Many supporters of corporate globalization argue that transnational investment by companies like Coke is actually beneficial and claim that groups like Mass. Global Action are just protectionist rackets, trying to deny people in the third world jobs. In response, Foltz said that, “our campaigns are linked to grassroots campaigns in both Colombia and India. Giant transnational corporations like Coke can go into countries like India and deprive people of their livelihood, their traditional way of life on the land. Corporate globalization actually makes it harder for these people to survive. Coke may provide jobs, but at what price?”

Jason Pramas, also of Mass. Global Action, said of their goals in these two campaigns, “In the short run, we’d like to see the establishment in Colombia of an independent commission--that is, one without Coke representatives on it--to look into the atrocities occurring in that country. We’d also like to see the shut-down of Coke’s bottling plants in India, where they are depriving people of water for basic human needs to make a beverage that doesn’t do much for people’s health.”
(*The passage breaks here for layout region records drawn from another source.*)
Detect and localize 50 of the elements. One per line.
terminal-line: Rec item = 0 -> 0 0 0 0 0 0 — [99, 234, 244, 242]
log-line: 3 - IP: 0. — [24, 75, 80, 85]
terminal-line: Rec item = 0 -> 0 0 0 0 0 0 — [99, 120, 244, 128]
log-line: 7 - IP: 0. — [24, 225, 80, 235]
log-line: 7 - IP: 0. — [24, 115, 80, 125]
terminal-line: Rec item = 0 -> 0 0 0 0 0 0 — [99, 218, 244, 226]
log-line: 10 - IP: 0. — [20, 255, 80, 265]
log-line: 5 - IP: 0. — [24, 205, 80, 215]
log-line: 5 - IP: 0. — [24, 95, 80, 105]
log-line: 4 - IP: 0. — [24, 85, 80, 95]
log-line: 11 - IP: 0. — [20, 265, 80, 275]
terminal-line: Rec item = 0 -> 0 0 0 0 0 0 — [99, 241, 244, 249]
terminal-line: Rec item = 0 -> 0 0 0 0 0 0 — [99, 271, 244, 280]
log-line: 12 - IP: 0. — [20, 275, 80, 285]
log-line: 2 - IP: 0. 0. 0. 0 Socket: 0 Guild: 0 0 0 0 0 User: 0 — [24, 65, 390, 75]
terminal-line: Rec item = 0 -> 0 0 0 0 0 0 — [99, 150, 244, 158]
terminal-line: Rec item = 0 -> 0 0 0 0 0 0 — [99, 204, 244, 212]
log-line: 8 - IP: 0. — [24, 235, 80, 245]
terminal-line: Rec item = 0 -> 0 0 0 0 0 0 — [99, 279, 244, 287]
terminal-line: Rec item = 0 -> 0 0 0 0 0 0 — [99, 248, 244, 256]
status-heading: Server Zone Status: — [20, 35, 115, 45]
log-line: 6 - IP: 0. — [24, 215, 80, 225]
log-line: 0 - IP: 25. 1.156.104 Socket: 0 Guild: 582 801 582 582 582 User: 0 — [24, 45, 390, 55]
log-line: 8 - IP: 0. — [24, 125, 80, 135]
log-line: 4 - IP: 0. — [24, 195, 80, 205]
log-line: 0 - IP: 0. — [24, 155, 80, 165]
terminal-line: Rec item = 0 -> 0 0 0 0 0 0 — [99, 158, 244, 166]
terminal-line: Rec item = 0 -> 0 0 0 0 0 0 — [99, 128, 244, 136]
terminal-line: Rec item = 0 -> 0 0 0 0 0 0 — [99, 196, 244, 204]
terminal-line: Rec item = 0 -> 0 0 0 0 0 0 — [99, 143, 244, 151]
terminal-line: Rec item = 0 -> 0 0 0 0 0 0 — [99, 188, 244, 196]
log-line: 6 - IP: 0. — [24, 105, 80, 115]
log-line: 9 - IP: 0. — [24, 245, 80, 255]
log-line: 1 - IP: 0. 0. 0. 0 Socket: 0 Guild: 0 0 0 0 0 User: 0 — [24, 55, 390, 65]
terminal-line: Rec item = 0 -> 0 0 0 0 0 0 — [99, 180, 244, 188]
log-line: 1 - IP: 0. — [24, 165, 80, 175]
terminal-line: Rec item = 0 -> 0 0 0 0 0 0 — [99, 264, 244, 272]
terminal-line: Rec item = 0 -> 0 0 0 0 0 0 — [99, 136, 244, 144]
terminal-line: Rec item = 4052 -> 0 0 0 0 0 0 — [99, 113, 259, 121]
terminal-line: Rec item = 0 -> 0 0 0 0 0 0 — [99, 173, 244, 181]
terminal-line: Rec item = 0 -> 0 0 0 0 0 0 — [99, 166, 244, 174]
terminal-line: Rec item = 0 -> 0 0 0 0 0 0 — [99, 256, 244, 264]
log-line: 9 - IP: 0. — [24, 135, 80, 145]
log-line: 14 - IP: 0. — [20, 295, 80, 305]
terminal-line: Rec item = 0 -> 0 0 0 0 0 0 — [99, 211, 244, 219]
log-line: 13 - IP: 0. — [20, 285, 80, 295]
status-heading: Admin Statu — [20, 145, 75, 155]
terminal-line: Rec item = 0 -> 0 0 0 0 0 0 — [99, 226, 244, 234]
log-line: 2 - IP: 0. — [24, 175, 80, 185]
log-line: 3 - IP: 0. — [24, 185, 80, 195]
Coke also has critics for their actions closer to home. Josh Golin of the Campaign for a Commercial-Free Childhood (http://www.commercialfreechildhood.org ) described Coke as “a company that markets nutritionally worthless products to kids, which helps to fuel the childhood obesity epidemic. Coke claims they don’t market to children under twelve, but they advertise on American Idol, one of the most popular shows among children; they put their soda machines into schools and have lobbied against policies that would get soda out of schools; and they make toys for children as young as two, like little Cola-Cola cars, a Coca-Cola Barbie, and a Coca-Cola checker set.”

Golin said Coke’ shady practices abroad were not unconnected with their shady practices at home: “When corporations have unrestrained power, they exploit vulnerable populations--in Colombia it’s workers, here it’s children.”

Golin said that one of the long-term goals of the Campaign for a Commercial-Free Childhood is, “to get people to consider people the way companies market to children as part of the question of social responsibility, in addition to questions about the environment and labor rights. People don’t think about marketing to kids now, and until that happens, these companies won’t change.”

The picket, although small, was part of a build-up for a larger action next week, when members of the Make TIAA-CREF Ethical Coalition will attend TIAA-CREF’s annual stockholder meeting to press it to divest from socially irresponsible corporations, including not just Wal-Mart and Coke, but other companies such as Nike (notorious for sweatshop production), Altria (formerly Philip Morris, the cigarette manufacturer), Unocal (an oil company which does business with the pariah military regime of Burma), and Costco (which is illegally building warehouses on historically important sites in Mexico). Particularly galling to activists is the fact that not only does TIAA-CREF, a pension fund for professors, teachers and other educators, have money invested in Coca-Cola stock, but they include Coke in their supposedly socially responsible “Social Choice” accounts. According to Golin, the Make TIAA-CREF Ethical Coalition sent TIAA-CREF a letter about these socially irresponsible investment practices in February and has yet to receive a reply.

Foltz explained the strategic thinking behind the campaign targeting TIAA-CREF: “If major institutional investors like TIAA-CREF withdraw their investments from companies like Coke, it sends a message to corporations that they need to change their practices. Targeting such institutional investments is a point of leverage that can be very powerful.”